"Austria protects its most famous dish by law — a Wiener Schnitzel must be veal, and the wave in the breadcrumb crust is not a mistake but the sign of a perfectly fried schnitzel."
About Wiener Schnitzel
The dish that defines Vienna — a veal cutlet beaten to translucent thinness, coated in fine breadcrumbs and pan-fried in clarified butter until it billows and ripples (the Wellung) from the fat; served with a lemon wedge, cranberry sauce and parsley potato; legally protected as 'Wiener Schnitzel' must be veal.

Wiener Schnitzel — a staple of Austria's cuisine
Austria takes its most famous dish seriously enough to protect it by law. A Wiener Schnitzel must be made from veal — specifically from the loin or topside, pounded to near-translucency. Anything else is a Schnitzel Wiener Art (Vienna-style schnitzel) and must be labelled accordingly. This distinction, enforced since 1884, tells you everything about the Viennese relationship with culinary tradition.

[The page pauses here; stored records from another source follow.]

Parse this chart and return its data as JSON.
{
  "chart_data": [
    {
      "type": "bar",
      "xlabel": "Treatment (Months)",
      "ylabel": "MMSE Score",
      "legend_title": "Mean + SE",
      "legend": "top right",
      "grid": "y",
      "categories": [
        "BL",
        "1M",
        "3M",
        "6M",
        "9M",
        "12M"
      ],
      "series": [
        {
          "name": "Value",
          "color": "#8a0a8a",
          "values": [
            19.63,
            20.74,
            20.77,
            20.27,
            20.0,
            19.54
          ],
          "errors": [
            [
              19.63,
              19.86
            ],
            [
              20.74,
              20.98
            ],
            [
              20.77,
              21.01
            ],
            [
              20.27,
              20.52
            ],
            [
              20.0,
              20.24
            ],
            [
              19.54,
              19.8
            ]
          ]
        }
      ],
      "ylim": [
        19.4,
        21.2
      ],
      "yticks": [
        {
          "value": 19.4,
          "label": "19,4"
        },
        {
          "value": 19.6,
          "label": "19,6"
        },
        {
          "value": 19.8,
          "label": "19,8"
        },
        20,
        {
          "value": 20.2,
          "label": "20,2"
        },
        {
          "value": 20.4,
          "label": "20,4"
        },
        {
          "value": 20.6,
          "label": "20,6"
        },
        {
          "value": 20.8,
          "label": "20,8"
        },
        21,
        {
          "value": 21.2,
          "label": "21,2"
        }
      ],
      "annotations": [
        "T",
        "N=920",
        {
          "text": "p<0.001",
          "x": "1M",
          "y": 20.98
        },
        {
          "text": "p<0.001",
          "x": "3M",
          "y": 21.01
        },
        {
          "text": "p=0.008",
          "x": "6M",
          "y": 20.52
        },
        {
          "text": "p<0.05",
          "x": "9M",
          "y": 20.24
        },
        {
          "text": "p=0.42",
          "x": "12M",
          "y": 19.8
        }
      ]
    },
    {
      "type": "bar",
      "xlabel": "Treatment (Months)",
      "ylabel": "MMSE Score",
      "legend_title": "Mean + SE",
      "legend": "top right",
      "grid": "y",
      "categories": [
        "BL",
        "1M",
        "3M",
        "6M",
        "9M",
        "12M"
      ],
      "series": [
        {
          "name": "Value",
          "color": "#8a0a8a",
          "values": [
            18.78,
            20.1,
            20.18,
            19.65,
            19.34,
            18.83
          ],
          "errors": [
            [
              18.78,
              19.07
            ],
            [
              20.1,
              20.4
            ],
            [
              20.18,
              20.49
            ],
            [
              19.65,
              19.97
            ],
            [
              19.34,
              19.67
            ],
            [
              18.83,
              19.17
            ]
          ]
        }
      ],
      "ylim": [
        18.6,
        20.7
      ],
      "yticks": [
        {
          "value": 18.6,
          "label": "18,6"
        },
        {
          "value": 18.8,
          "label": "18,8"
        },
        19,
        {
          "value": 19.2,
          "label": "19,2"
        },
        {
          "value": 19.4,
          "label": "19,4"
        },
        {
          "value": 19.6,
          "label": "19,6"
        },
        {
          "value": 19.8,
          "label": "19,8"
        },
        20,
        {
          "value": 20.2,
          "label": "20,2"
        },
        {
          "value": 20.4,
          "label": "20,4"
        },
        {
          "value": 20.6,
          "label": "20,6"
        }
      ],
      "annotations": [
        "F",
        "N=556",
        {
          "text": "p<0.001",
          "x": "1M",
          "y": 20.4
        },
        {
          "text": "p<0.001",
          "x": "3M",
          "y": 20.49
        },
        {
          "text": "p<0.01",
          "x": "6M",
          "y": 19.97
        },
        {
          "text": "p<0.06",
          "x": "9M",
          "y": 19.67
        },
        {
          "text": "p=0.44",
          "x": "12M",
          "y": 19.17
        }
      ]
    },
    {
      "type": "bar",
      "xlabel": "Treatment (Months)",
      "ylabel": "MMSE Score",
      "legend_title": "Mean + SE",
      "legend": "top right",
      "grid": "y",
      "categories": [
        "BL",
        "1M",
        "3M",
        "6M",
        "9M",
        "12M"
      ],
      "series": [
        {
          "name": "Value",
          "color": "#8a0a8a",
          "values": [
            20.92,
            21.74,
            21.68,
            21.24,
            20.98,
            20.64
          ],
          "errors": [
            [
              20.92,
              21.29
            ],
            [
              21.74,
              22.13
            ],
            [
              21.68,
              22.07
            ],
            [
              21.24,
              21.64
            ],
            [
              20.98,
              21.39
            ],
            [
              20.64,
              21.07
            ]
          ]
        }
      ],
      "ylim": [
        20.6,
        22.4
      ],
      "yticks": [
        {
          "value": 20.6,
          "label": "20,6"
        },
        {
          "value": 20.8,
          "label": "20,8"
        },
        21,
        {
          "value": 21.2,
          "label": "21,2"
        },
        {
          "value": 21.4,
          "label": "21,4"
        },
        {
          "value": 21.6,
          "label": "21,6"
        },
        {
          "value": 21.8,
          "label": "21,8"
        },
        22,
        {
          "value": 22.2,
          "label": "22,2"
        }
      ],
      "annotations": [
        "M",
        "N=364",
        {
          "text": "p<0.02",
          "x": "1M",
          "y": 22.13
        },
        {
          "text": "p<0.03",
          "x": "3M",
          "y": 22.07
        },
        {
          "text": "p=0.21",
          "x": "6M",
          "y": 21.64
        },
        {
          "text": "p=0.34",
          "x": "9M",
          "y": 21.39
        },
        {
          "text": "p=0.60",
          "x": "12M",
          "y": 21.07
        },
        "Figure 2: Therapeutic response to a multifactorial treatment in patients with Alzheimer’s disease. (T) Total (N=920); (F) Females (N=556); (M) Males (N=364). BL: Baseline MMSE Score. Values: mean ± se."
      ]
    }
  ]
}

The veal cutlet is beaten until it is almost transparent, dredged in flour, dipped in beaten egg and coated in fine, dry breadcrumbs. It is then pan-fried in clarified butter at exactly the right temperature — hot enough to cook fast, not so hot the breadcrumbs brown before the meat is done. The correctly executed Schnitzel 'swims' in the butter during frying, causing the coating to separate slightly from the meat and form the characteristic wave (Wellung). This separation is not a flaw; it is the mark of mastery.
The canonical accompaniments are non-negotiable: a wedge of lemon, a small bunch of parsley and either cranberry jam or lingonberry sauce alongside. Potato salad or buttered parsley potatoes complete the plate. The lemon is squeezed at the table, never in the kitchen.
What to Expect
The Schnitzel arrives on a wide plate, slightly larger than the plate itself, the breadcrumbs a pale gold with a visible wave pattern. You squeeze the lemon first, cut from the thin edge and work inward. The crust crackles. The veal inside is tender in the way only properly beaten meat can be. The clarified butter makes everything taste cleaner than it should.
Why Try It
The Wiener Schnitzel is the entry point to Viennese Küche — the grand, slightly formal cooking tradition of the Habsburg table. Understanding it means understanding why Vienna still has restaurants that haven't changed their menu in 150 years, and why that's considered a virtue.
Insider Tips
Figlmüller in Wollzeile is the most famous address for Schnitzel in Vienna — book ahead, the queue is real.
The Schnitzel should overhang the plate slightly. If it fits neatly, the portion is too small.
Always order potato salad (Erdäpfelsalat), not chips. The vinegar-dressed version is the correct pairing.
If the menu says Schnitzel Wiener Art, it's pork, not veal. Ask before ordering.
The lemon is not decorative — squeeze it over the entire surface before cutting.